Juan Felipe Castañeda was sentenced to 30 years for conspiring to kidnap the robber and to possess with the intent to distribute more than 1,000 marijuana plants.
Alexander Santiesteban was sentenced to about 22 years on the same charge as well as conspiracy to commit money laundering.
German Silvestro was sentenced to 12 years, while David Silva, Francisco Javier Diaz, Alejandro Pimentel, and John Villalonga were each sentenced to 10 years, for the pot-distribution conspiracy. Raul Fabian Ramirez Jr. was sentenced to about four years for the same offense.
Derrick Santiesteban’s wife, Yadira, was sentenced to about six years for the money laundering conspiracy. Dayana Castellanos and Estrella J. Mijares were sentenced to three years for the same offense.

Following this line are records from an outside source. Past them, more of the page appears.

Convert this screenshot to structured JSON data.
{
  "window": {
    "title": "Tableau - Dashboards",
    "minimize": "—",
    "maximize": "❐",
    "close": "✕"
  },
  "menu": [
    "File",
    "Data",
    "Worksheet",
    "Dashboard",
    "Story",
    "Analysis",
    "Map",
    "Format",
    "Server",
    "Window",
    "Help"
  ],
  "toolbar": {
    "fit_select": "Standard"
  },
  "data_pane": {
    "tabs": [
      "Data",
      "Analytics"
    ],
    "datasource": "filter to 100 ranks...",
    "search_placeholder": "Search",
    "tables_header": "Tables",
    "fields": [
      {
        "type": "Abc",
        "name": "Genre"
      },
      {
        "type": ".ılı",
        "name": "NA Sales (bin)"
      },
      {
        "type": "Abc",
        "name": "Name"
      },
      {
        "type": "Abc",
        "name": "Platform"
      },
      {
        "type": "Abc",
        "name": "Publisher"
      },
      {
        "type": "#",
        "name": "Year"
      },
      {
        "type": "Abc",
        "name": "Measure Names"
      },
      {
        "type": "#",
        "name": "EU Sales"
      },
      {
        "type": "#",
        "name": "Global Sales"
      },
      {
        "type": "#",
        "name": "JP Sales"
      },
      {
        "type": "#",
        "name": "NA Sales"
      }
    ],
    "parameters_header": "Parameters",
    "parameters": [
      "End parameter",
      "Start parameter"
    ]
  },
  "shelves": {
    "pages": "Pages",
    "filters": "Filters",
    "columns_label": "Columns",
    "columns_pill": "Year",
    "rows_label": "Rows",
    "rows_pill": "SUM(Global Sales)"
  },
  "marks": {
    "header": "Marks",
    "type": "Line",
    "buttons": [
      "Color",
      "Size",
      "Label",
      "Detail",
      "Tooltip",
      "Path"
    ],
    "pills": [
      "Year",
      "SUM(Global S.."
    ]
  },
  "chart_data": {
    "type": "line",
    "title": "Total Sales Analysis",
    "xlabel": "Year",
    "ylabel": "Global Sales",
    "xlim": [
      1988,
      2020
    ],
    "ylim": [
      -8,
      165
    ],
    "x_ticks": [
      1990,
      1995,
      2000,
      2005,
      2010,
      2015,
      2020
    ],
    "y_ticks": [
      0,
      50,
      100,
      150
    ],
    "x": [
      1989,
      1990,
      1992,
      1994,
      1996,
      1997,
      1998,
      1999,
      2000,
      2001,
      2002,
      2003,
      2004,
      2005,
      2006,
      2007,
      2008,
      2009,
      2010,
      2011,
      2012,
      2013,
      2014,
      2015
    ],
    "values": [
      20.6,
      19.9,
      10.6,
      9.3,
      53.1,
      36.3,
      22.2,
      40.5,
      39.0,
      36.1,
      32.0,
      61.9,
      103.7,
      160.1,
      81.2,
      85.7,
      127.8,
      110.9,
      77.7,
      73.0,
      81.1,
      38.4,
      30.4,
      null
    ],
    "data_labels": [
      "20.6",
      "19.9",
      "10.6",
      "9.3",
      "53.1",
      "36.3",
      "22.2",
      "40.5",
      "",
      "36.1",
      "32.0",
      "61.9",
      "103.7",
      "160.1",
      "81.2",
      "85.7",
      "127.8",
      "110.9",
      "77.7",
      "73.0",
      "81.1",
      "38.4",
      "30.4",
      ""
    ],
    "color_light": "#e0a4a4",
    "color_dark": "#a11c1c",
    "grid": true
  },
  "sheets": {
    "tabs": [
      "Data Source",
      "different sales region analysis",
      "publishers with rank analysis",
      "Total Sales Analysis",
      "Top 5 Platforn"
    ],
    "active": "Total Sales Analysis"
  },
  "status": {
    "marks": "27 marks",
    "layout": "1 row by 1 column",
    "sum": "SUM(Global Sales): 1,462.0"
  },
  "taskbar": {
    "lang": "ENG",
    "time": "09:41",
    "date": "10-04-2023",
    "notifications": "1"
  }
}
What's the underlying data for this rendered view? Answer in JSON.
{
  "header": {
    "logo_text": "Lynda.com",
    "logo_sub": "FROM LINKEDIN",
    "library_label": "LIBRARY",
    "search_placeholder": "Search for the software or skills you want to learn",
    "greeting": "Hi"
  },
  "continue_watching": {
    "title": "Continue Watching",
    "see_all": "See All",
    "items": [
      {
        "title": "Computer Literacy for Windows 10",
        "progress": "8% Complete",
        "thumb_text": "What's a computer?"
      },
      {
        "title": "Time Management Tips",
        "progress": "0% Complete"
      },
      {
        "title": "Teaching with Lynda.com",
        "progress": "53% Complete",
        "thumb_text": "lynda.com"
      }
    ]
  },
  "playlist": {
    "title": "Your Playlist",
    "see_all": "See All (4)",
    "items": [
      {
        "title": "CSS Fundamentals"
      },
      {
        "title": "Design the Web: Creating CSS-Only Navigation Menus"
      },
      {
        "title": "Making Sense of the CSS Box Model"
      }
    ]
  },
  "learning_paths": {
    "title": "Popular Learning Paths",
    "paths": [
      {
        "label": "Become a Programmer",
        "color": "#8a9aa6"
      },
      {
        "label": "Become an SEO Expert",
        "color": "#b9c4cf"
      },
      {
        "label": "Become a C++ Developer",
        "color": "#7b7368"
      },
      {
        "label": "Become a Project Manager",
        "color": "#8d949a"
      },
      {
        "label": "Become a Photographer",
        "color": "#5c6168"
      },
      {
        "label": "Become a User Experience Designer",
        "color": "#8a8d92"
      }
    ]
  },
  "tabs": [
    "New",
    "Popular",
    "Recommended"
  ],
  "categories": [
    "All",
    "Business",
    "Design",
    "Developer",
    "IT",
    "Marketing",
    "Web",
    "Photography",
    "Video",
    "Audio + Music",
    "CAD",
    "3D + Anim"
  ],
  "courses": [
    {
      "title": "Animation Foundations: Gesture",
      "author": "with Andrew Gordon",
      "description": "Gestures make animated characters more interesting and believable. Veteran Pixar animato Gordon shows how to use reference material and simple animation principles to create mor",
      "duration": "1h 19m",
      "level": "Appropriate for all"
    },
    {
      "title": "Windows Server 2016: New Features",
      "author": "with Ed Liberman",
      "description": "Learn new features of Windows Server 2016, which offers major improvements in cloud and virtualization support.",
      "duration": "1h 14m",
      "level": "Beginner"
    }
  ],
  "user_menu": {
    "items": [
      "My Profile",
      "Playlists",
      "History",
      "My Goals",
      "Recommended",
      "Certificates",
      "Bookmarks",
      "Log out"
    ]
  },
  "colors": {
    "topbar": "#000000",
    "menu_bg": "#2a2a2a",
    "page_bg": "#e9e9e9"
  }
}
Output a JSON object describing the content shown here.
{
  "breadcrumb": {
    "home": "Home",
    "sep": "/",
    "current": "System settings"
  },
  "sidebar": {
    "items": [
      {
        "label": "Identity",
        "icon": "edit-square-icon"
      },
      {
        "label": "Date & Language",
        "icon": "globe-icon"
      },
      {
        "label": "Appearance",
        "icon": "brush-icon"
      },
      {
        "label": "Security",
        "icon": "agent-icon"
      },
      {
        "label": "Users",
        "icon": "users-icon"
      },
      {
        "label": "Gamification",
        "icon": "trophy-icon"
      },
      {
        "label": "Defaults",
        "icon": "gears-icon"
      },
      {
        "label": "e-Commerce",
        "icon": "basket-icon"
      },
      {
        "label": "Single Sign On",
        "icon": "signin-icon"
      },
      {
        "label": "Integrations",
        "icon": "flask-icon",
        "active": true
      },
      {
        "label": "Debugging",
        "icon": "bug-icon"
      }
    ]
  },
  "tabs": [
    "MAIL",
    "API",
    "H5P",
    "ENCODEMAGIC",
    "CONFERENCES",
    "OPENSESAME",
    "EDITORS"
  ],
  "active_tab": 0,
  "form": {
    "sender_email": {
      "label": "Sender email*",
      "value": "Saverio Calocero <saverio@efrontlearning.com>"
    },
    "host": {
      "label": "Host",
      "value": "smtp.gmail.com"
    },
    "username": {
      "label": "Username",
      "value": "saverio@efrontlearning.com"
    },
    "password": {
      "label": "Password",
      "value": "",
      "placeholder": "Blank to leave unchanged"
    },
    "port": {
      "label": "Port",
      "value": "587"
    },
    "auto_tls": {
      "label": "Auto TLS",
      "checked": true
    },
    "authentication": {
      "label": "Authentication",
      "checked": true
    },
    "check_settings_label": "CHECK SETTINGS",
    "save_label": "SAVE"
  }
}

On Monday, Norge Manduley was found not guilty of kidnapping and killing the rival gang member. A handful of government witnesses testified in federal court that he was the shooter, but a couple of defense witnesses countered that he wasn’t the triggerman who killed Fidel Ruz Moreno four years ago.
If convicted, Manduley would have faced a mandatory life sentence.
But the jury found Manduley guilty of one count: conspiring to possess with intent to distribute less than 100 marijuana plants. Sentencing is set for July 30 before Judge Moore.